The way he denied knowing the truth was that of indifference, as if he had a complete disregard for my question. It startled me slightly. "He lived here. I'm positive of it."
"I can assure you," he responded calmly. "When I arrived, there was only this statue and nothing else. You must have seen it yourself. Nobody has lived here in years."
The low ebb of his words hung loosely in the thickness of the room, until it quietly settled against me like an iron gate. An odd sense of confusion quickly coursed through my faculties, leaving me almost as paralyzed as I was after seeing the Weeping Angel. He spoke with an unwavering sort of conviction, and his statements had an implication of veridicality. But I knew it was impossible for any logical persuasion to be on his side. Still, in a sorted capacity within myself, an urge to question my perception on the matter shook my confidence most dramatically. The facts suddenly didn't add up and there was nowhere for me to look for more.
"Why are you taking the Angel?"
"Sir," he mused almost offended. "Your suspicion towards me is quite unfounded."
"Who- who are you?"
"I'm the Keeper at the Miskatonic Museum. I've been searching for the Weeping Angel statues for a long time."
I looked at the stony features and shuddered. Why had it not moved? Why was it staying still? "You can't take it," I said. "It's dangerous."
He grinned once more. "It's just a statue."

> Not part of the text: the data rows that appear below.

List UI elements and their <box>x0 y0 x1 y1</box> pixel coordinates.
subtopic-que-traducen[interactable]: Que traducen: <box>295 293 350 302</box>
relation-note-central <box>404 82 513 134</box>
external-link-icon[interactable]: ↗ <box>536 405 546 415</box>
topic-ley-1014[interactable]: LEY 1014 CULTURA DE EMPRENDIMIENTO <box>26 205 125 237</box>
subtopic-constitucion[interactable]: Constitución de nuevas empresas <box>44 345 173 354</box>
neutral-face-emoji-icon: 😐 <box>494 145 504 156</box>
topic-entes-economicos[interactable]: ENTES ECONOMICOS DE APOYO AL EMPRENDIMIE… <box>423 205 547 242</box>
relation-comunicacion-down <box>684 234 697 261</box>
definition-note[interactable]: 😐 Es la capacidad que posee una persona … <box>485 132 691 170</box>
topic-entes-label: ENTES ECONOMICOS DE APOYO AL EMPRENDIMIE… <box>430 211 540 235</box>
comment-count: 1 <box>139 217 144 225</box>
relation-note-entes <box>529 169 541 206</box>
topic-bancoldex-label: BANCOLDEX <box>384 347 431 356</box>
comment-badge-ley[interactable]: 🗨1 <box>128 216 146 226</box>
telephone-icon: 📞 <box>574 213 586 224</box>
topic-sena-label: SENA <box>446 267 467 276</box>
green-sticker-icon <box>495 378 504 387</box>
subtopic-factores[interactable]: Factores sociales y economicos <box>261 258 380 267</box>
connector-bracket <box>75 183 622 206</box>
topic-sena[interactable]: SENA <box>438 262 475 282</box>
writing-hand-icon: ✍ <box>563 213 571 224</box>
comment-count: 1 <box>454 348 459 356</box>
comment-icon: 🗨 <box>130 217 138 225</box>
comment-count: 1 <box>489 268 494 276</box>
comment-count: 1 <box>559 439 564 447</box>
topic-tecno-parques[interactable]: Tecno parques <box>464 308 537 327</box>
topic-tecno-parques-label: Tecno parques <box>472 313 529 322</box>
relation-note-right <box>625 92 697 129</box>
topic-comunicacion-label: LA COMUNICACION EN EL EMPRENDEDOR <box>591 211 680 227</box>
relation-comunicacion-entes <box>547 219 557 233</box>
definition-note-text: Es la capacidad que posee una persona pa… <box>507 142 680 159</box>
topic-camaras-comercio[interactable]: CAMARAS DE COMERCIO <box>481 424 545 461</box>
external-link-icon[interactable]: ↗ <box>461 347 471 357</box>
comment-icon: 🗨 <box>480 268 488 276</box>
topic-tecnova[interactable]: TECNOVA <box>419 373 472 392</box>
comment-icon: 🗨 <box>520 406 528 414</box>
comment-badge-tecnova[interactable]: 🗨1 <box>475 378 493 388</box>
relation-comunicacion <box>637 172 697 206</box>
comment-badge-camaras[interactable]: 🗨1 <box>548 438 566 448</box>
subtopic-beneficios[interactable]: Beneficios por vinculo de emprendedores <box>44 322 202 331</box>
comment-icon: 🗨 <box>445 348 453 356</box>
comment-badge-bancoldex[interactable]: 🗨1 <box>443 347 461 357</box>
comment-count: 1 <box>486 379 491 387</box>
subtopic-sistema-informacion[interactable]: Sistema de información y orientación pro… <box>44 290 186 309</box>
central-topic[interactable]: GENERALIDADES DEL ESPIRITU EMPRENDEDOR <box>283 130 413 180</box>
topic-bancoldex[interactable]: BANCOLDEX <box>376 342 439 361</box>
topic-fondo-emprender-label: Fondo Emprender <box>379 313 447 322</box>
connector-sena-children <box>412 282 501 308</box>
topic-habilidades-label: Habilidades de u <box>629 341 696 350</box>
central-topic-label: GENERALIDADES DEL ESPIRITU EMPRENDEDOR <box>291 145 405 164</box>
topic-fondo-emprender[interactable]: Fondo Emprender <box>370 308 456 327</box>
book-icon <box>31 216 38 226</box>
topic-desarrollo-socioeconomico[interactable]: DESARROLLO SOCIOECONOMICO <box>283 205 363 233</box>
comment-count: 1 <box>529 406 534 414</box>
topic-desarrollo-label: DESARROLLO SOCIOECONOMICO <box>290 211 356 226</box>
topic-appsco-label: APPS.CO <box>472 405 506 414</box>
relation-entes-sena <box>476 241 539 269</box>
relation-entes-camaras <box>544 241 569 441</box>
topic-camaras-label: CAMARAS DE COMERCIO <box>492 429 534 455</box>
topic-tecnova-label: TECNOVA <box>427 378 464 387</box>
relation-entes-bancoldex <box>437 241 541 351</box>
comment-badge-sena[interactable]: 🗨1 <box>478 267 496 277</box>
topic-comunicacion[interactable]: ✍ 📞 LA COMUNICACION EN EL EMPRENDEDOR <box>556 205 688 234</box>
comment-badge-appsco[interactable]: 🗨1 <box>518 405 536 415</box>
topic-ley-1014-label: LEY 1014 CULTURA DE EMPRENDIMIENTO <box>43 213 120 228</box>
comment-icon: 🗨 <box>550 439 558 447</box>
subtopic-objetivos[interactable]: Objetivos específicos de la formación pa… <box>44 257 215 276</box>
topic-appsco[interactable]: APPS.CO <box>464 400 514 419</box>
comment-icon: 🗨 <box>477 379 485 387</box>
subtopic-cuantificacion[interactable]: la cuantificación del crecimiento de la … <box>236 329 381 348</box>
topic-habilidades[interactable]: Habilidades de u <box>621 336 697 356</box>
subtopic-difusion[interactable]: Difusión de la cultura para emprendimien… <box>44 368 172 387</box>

All at once, I was at a loss of words. My mind had become too agitated with a bombardment of questions and self-doubt to respond fittingly. Because of this, I was unable to stop them. It was all I could coherently do but to watch his men finish boarding up the Weeping Angel and take it away. The uncertainty I felt after their swift departure was that of increased concern and anxiety. By the end of the ordeal, I was no closer to finding Richard than I had been prior to searching. I hadn't the slightest idea outside of the tumultuous intuition I had regarding Ravensdale and his men, but even that was without real basis in demonstrated evidence. Honestly, there was also a sense of guilt within me. A feeling that there was something else I could've tried in order to help Richard, wherever he might be. And I ended up doing the only logical thing I could think to do. I called Scotland Yard and hoped they could investigate the situation further.